For anyone who has walked that stand and marveled at its cathedral quiet, the decision to remove trees wasn’t easy. But now the remaining pines have room to thrive, and the next generation of the stand has space to establish.
Many Hands
What strikes anyone who has participated in this work is how many people show up. Reforestation began in spring 2021, when community members started planting seedlings in the cutover areas. Over five years, volunteers have planted more than 1,500 trees across roughly 12 acres: white pine, red pine, bur oak, red oak, swamp white oak, basswood, white cedar, hackberry, mountain ash and other species selected for resilience in a changing climate.
This is not glamorous work and not just because you’re swatting mosquitoes. You also have to trust that a six-inch seedling will someday be a tree your grandchildren will walk beneath. The people who do it — retirees who first came to Widji as campers in the 1960s, parents who want their kids to know this place, professionals who spend their weekdays in offices and their weekends in the woods — aren't doing it for recognition. They’re doing it because the forest is kin, and you show up for kin.
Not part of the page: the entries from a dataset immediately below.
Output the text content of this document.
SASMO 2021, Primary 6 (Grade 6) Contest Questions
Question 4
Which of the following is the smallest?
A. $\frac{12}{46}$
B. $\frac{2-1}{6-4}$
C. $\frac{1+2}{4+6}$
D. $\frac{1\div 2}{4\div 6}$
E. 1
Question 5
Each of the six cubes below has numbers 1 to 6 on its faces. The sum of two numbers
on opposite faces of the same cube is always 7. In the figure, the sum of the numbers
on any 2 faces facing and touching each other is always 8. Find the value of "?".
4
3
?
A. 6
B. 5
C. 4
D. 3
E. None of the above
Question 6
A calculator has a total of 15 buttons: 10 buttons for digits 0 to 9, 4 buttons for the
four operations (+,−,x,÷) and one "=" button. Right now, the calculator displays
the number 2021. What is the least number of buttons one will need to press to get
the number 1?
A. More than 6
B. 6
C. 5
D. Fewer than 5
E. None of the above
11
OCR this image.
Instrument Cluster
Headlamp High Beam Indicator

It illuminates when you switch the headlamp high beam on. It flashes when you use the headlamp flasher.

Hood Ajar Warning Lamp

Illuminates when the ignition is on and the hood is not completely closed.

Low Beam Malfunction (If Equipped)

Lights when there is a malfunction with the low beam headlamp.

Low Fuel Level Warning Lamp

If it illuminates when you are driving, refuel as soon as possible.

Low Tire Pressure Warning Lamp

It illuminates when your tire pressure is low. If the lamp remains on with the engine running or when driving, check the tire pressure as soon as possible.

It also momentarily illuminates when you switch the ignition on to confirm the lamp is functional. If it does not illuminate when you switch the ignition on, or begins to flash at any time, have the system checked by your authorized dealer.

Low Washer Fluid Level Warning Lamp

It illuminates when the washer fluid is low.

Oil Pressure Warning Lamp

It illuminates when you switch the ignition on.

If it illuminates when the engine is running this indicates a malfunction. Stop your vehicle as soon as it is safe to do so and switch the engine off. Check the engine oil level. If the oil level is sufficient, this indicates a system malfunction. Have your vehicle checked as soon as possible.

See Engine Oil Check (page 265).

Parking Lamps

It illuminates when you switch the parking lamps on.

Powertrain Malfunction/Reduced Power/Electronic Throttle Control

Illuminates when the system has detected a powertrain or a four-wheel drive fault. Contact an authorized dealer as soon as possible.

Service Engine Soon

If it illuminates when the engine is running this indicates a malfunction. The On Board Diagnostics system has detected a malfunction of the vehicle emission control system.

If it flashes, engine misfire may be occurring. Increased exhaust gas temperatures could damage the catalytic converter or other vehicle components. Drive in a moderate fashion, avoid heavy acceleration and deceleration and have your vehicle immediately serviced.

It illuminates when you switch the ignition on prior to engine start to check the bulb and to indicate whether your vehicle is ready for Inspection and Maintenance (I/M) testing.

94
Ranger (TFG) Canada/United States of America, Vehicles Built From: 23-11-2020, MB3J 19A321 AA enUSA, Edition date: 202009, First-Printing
In September 2025, juniors from Open World Learning High School in St. Paul spent three days at Widjiwagan as part of their 11th-grade curriculum. Alongside trail maintenance and camp projects, they learned forest stewardship and helped remove competing balsam and aspen from around young trees and cap buds to protect seedlings from winter browse. For many, it was their first encounter with this kind of work. For the forest, it was another generation entering the relationship.
The Forest of 2129
The Widjiwagan forest of today is not the forest of 1929. When the camp was established, the northwoods was recovering from the great logging era, and the particular mix of species we now consider “natural” was already a landscape in transition. A century from now, climate models suggest, the forest will look different again as more hardwoods as the boreal zone shifts north. There will be new pressures from pests and weather we can’t fully predict.
The stewardship plan addresses this directly. Species selection for replanting emphasizes diversity and climate adaptability. Management decisions consider not only what the forest is, but what it is becoming. The goal isn’t to freeze the woods in amber. It’s to accompany change wisely and be, in Vukelich's terms, a good relative.
Vukelich, in the same presentation, offers a vision of what that relationship looks like in practice: “In a good way we can accompany all our human relatives, our family members, our clan, those in our community, those in our nation. So, we can have a good balanced peaceful relationship with all of them.”
The forest is part of that community now. As we celebrate our first hundred years and look toward our second, we accept the Widjiwagan forest as our relative, our companion, to steward through whatever comes.
John Saxhaug has been one of camp’s dedicated volunteers for more than six decades. A University of Minnesota forestry graduate, he spent his career in conservation and land acquisition with the MNDNR and USFWS.